The abortion payment application form further defines the life exception as an abortion necessary to preserve the life of a woman endangered by a physical disorder, injury, or illness, including a life-endangering physical condition caused by or arising from the pregnancy itself. Ill. Dept. of Pub. Aid, Medical Assistance Program, Handbook for Physicians, ch. 200, Appendix A-4a: Abortion Payment Application (Feb. 2001), at http://www.hfs.illinois.gov/assets/101006_physician.pdf.
Unconstitutional and unenforceable statutes provide that a woman eligible for state medical assistance may not obtain public funds to pay for abortion services unless the procedure is necessary to preserve her life or the life of her unborn child. 305 Ill. Comp. Stat. Ann. 5/5-5 (Original Statute Enacted 1967; Relevant Provision Enacted 1977; Last Amended 2004), 5/6-1 (Original Statute Enacted 1967; Relevant Provision Enacted 1977; Last Amended 2002).
A court held that these laws violate the Illinois constitution and has issued an order prohibiting their enforcement to the extent that they bar funding for abortion care necessary to preserve the woman's health. Doe v. Wright, No. 91 CH 1958 (Ill. Cir. Ct. Dec. 2, 1994).

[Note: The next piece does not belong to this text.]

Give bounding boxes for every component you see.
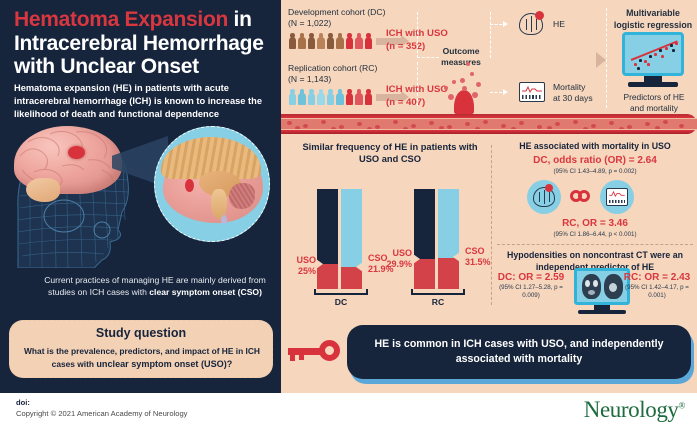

In addition, a court held that these laws conflict with federal law prohibiting participating states from excluding abortion from the Medicaid program in cases of rape or incest as well as life endangerment, and has issued an injunction prohibiting its enforcement to the extent that it conflicts with federal law. Planned Parenthood v. Wright, No. 94 C 6886 (N.D. Ill. Dec. 6, 1994). See also Williams v. Zbaraz, 448 U.S. 358 (1980) (holding that Medicaid does not require a state to pay for medically necessary abortion services that are not covered by federal law and that state law does not violate the equal-protection clause of the U.S. Constitution).